Whose knowledge is taught, and why? Murray Print dan Tantangan Pendidikan Agama di Indonesia
Oleh : I’anatut Thoifah
Pendidikan tinggi tengah bergerak cepat mengikuti dinamika masyarakat dan perkembangan ilmu pengetahuan. Permasalahan kurikulum pendidikan agama di Indonesia terletak pada jarak yang masih lebar antara konsep ideal yang tertulis dalam dokumen kurikulum dan pengalaman nyata mahasiswa di ruang kuliah. Selama ini, pendidikan agama lebih banyak disampaikan sebagai kumpulan ajaran dan aturan, bukan sebagai ruang dialog yang menumbuhkan kedewasaan moral. Akibatnya, kurikulum belum sepenuhnya mampu menjawab tantangan zaman, mulai dari derasnya arus digitalisasi, meningkatnya polarisasi sosial, hingga melemahnya etika publik yang sebenarnya menuntut pendekatan keagamaan untuk lebih kontekstual, dan humanis.
Pendidikan agama dalam arah Pendidikan nasional, menempati ruang yang tidak pernah benar-benar sepi. Ia menjadi fondasi moral, sekaligus ruang kontestasi nilai yang terus berubah mengikuti dinamika sosial dan budaya. Ketika Murray Print bertanya, “Whose knowledge is taught, and why?”, ia sedang mengajak dunia pendidikan untuk menengok Kembali, siapa yang sesungguhnya menentukan isi pelajaran? Mengapa pengetahuan tertentu dianggap penting? Pertanyaan ini menjadi sangat bermakna ketika diterapkan pada pendidikan agama di Indonesia, di mana pilihan nilai dan ajaran yang diajarkan memiliki konsekuensi sosial yang besar.
Ketika pertanyaan Murray Print dibawa ke ranah pendidikan agama di Indonesia, maka konteksnya sangat kompleks. Indonesia menempatkan agama sebagai bagian penting dari pembentukan karakter bangsa, itulah sebabnya pendidikan agama hadir secara sistematis mulai dari Sekolah Dasar hingga Perguruan Tinggi. Harapannya menjadi menjadi sumber nilai, pedoman etika, dan kekuatan moral bagi generasi muda.
Namun dalam praktiknya, pengembangan kurikulum pendidikan agama kerap berada di antara dua persimpangan yang sulit dipertemukan. Ada kalanya kurikulum dirumuskan dengan konsep yang sangat abstrak sehingga sulit menjawab persoalan kehidupan modern yang dihadapi mahasiswa. Di sisi lain, institusi diberi ruang kebebasan yang luas untuk mengembangkan kurikulum, tetapi tanpa kerangka nilai yang disepakati bersama dari jenjang ke jenjang. Akibatnya, kesinambungan pembelajaran agama tidak selalu terjaga, dan mahasiswa sering kali tidak memperoleh pengalaman belajar yang terarah dan utuh dari fase Pendidikan Dasar hingga Pendidikan Tinggi.
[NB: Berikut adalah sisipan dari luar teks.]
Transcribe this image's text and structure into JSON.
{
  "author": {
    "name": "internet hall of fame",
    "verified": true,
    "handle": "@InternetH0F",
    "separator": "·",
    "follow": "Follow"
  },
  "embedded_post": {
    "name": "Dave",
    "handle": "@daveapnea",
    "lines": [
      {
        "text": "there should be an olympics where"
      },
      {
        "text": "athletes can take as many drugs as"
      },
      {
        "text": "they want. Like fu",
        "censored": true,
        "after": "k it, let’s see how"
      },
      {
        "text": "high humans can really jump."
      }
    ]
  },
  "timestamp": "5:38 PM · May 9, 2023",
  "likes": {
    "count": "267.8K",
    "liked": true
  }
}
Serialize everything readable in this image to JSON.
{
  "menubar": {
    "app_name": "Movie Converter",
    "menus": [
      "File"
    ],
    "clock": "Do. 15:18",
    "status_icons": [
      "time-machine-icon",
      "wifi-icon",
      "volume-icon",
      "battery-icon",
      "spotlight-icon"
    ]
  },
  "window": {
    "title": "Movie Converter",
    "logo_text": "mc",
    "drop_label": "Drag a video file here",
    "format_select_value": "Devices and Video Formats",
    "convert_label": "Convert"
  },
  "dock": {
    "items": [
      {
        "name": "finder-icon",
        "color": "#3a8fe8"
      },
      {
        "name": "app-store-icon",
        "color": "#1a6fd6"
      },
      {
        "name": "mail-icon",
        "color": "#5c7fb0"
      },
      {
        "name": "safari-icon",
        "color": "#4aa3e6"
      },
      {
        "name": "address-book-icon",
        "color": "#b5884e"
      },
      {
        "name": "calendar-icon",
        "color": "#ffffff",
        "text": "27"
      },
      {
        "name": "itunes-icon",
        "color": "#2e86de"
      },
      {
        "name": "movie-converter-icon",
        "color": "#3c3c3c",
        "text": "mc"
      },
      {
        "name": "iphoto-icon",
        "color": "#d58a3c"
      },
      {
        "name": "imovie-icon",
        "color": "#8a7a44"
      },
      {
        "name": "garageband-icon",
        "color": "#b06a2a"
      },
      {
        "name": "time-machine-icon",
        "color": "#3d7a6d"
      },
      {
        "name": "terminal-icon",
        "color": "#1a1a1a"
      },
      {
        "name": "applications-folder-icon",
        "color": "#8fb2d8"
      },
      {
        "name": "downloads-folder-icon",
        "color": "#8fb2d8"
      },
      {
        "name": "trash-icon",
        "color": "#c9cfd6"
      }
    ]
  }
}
Inilah titik relevansi pemikiran Print. Ia memberikan kerangka untuk melihat bahwa pendidikan agama tidak boleh berjalan berdasarkan selera institusi atau preferensi personal para pengajar. Pendidikan agama membutuhkan kesepahaman nilai nasional, nilai moral, etika, dan civic responsibility yang disepakati sejak pendidikan dasar hingga perguruan tinggi. Tanpa fondasi nilai yang konsisten, pendidikan agama bisa menjadi fragmentaris, Dimana setiap sekolah mengembangkan narasinya sendiri, setiap kampus mengajarkan orientasi yang berbeda, dan setiap jenjang pendidikan berjalan tanpa keterhubungan makna. Akhirnya, pertanyaan Print mengajak kita kembali pada inti pendidikan agama, apakah yang kita ajarkan benar-benar mencerminkan kebutuhan mahasiswa hari ini? dan untuk siapa masa depan itu disiapkan?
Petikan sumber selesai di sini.